The truth is …..to fix and flip, you HAVE to know the numbers and formulas first. The most important numbers are the price you pay for the property, amount it costs to rehab, and the ARV--After Repair Value. Also figured into the formula are the holding costs--profit, realtor fees, closing costs. And it’s best to have a cushion for mistakes or unknowns too.
And there’s more… the process, understanding the timing, having systems in place, figuring out the materials, labor and ALL costs involved. Also keep in mind, today it can be tough to get GREAT contractors who are available on your timeline. With a list this long, a lot can go wrong and often does.
To focus on getting a great deal in the first place many of you have heard of wholesaling. It’s buying a property at a deep discount and acting as a middleman by selling it to another investor. (If you’re a rehabber looking for deals, it’s great to know the people who are wholesalers. I do.)
Another strategy is to WHOLETAIL. What’s that? Wholetailing involves buying a property at a deep discount but instead of selling to another investor, you rehab the property “just enough” so that it can be sold on the MLS for retail profits. Essentially, it’s a mix between a wholesale deal and a rehab deal.
Let’s do a real life example from a property in Georgia...excerpted from FLIPNERD.
· A property built in 1999 is roughly 2,100 square feet
· ARV (After Repair Value, remember?) is $185K
· Approximately $28K is needed in mostly cosmetic repairs
· You buy the property for $105K (72% of ARV). In a seller’s market, 72% is a great deal.
· If you decide to wholesale it, sell to another investor for $114.5K with a potential of $9.5K profit. The upside? No risk and a quick transaction. The downside? With a little clean up, you could have profited more.
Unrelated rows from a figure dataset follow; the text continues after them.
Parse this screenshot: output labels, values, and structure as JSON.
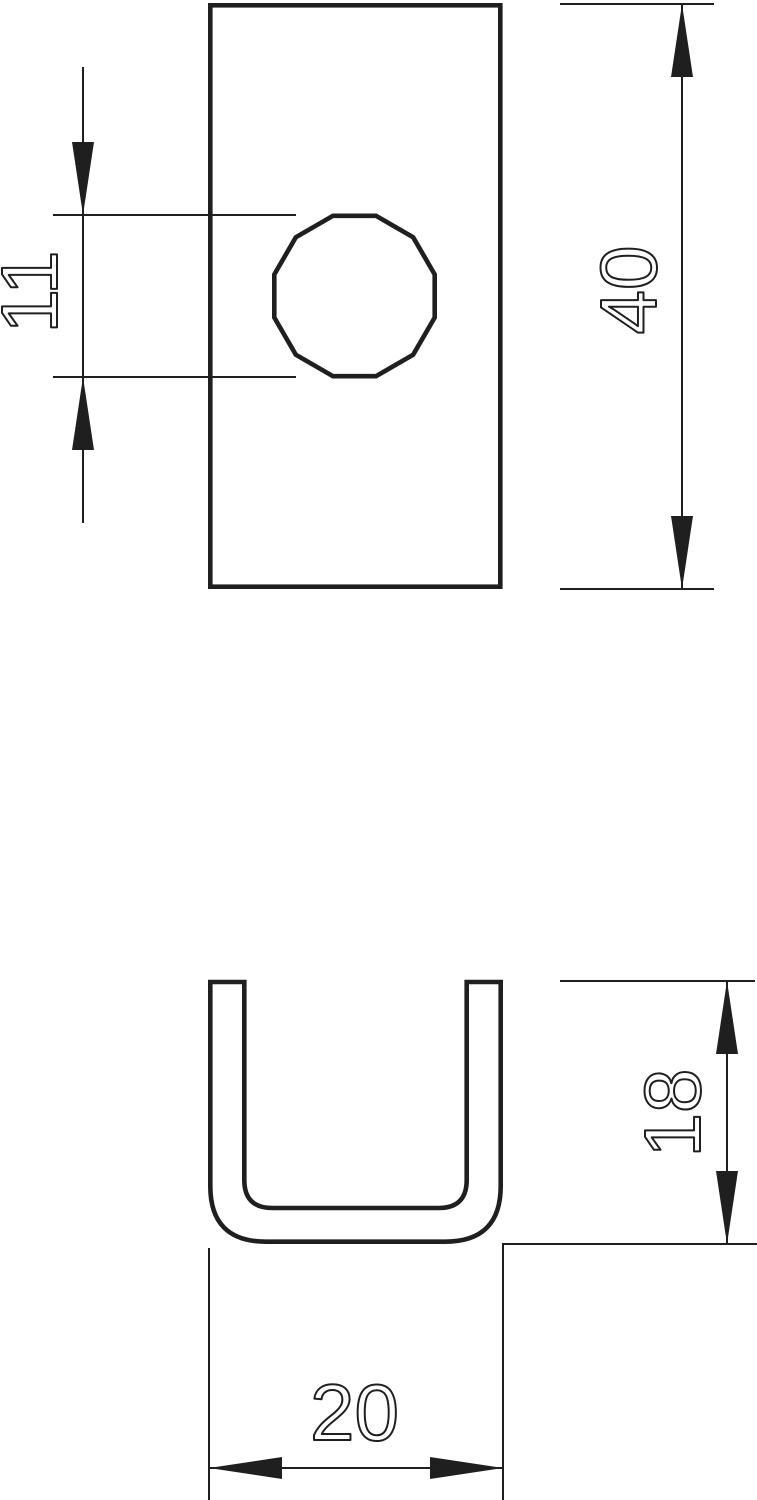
{
  "drawing": {
    "background_color": "#ffffff",
    "line_color": "#1f1f1f",
    "views": [
      {
        "id": "front-view",
        "description": "rectangular plate with round hole"
      },
      {
        "id": "profile-view",
        "description": "U-shaped channel profile"
      }
    ],
    "dimensions": {
      "hole_diameter": {
        "label": "11",
        "value": 11
      },
      "plate_height": {
        "label": "40",
        "value": 40
      },
      "profile_height": {
        "label": "18",
        "value": 18
      },
      "profile_width": {
        "label": "20",
        "value": 20
      }
    }
  }
}
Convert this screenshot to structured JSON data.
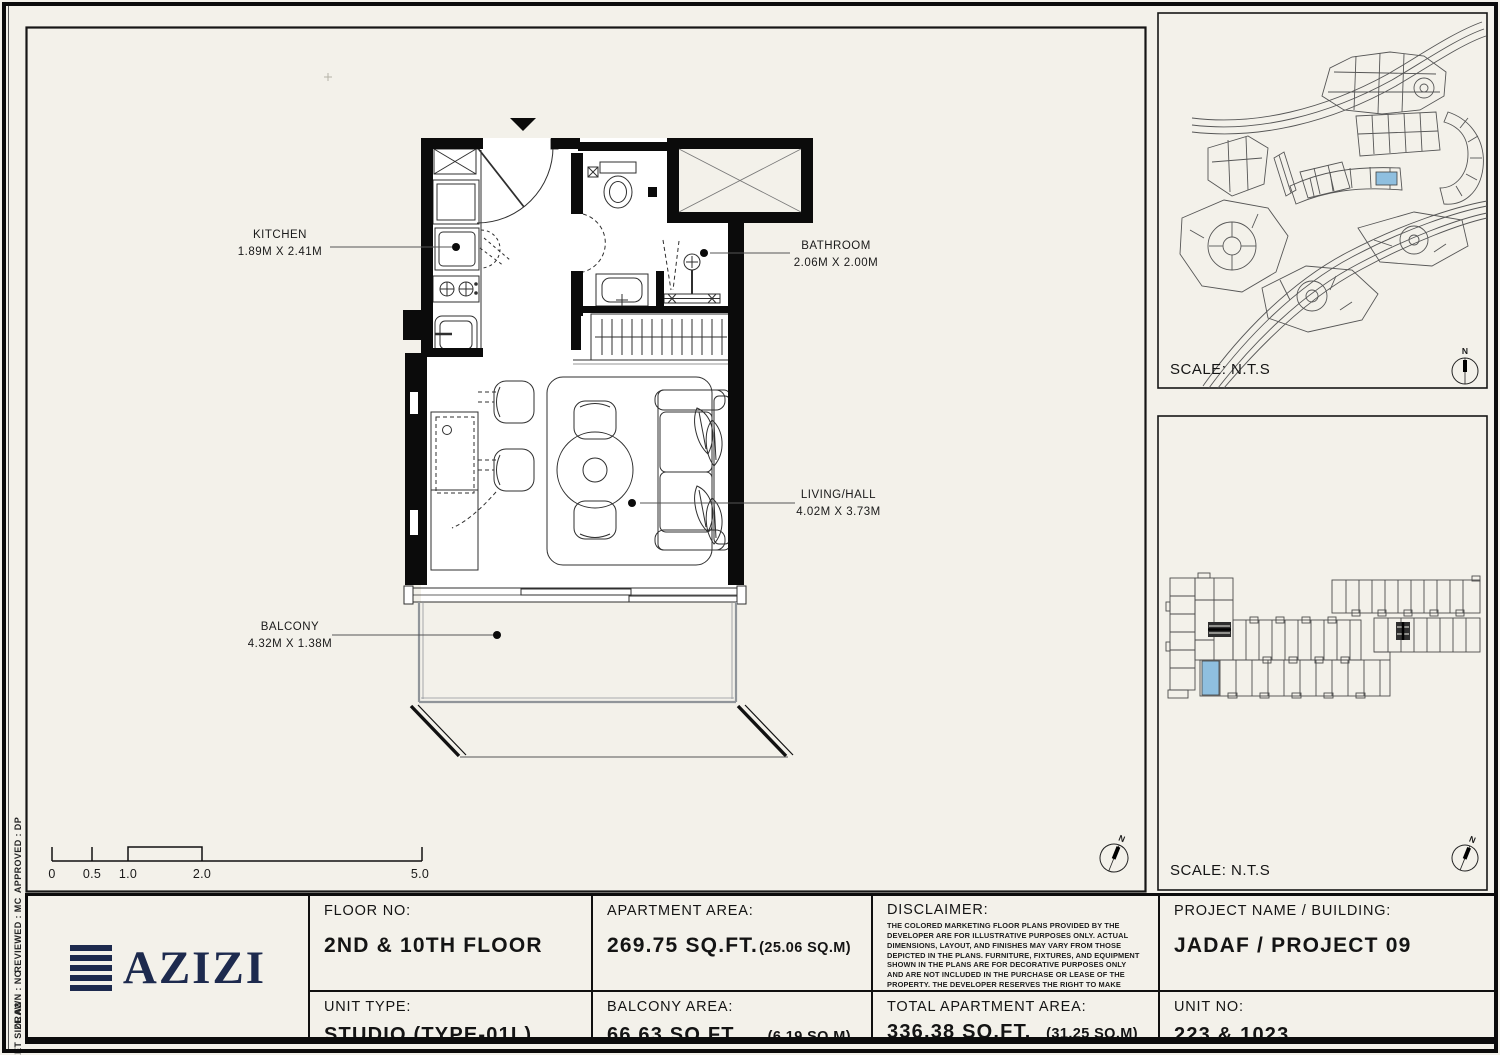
{
  "colors": {
    "paper": "#f3f1ea",
    "ink": "#141414",
    "wall": "#0b0b0b",
    "navy": "#1d2a4e",
    "highlight": "#8fbfdf"
  },
  "sheet_notes": {
    "approved": "APPROVED :  DP",
    "reviewed": "REVIEWED :  MC",
    "drawn": "DRAWN :  NC",
    "sheet_size": "SHEET SIZE A3"
  },
  "plan": {
    "north": "N",
    "rooms": [
      {
        "name": "KITCHEN",
        "dims": "1.89M X 2.41M"
      },
      {
        "name": "BATHROOM",
        "dims": "2.06M X 2.00M"
      },
      {
        "name": "LIVING/HALL",
        "dims": "4.02M X 3.73M"
      },
      {
        "name": "BALCONY",
        "dims": "4.32M X 1.38M"
      }
    ],
    "scale_bar": {
      "ticks": [
        "0",
        "0.5",
        "1.0",
        "2.0",
        "5.0"
      ]
    }
  },
  "side_maps": {
    "site": {
      "scale_label": "SCALE: N.T.S"
    },
    "building": {
      "scale_label": "SCALE: N.T.S"
    }
  },
  "title_block": {
    "logo_text": "AZIZI",
    "floor": {
      "label": "FLOOR NO:",
      "value": "2ND & 10TH FLOOR"
    },
    "unit_type": {
      "label": "UNIT TYPE:",
      "value": "STUDIO (TYPE-01L)"
    },
    "apartment_area": {
      "label": "APARTMENT AREA:",
      "value": "269.75 SQ.FT.",
      "metric": "(25.06 SQ.M)"
    },
    "balcony_area": {
      "label": "BALCONY AREA:",
      "value": "66.63 SQ.FT.",
      "metric": "(6.19 SQ.M)"
    },
    "disclaimer": {
      "label": "DISCLAIMER:",
      "text": "THE COLORED MARKETING FLOOR PLANS PROVIDED BY THE DEVELOPER ARE FOR ILLUSTRATIVE PURPOSES ONLY. ACTUAL DIMENSIONS, LAYOUT, AND FINISHES MAY VARY FROM THOSE DEPICTED IN THE PLANS. FURNITURE, FIXTURES, AND EQUIPMENT SHOWN IN THE PLANS ARE FOR DECORATIVE PURPOSES ONLY AND ARE NOT INCLUDED IN THE PURCHASE OR LEASE OF THE PROPERTY. THE DEVELOPER RESERVES THE RIGHT TO MAKE MODIFICATIONS, REVISIONS, AND CHANGES TO THE FLOOR PLANS, SPECIFICATIONS, AND FEATURES WITHOUT PRIOR NOTICE."
    },
    "total_area": {
      "label": "TOTAL APARTMENT AREA:",
      "value": "336.38 SQ.FT.",
      "metric": "(31.25 SQ.M)"
    },
    "project": {
      "label": "PROJECT NAME / BUILDING:",
      "value": "JADAF / PROJECT 09"
    },
    "unit_no": {
      "label": "UNIT NO:",
      "value": "223 & 1023"
    }
  }
}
· If you wholetail the property, you spend $2K fixing it up so it can be put on MLS. With this deal, you’ll have some costs--holding, financing, closing--which in this deal was $17.4K. It’s important to know all the costs. The upside of this deal? Your wholetailing profit after closing (at $145K) is $20.6K! Downside? More risk and cost involved, but maybe worth it if you know your numbers.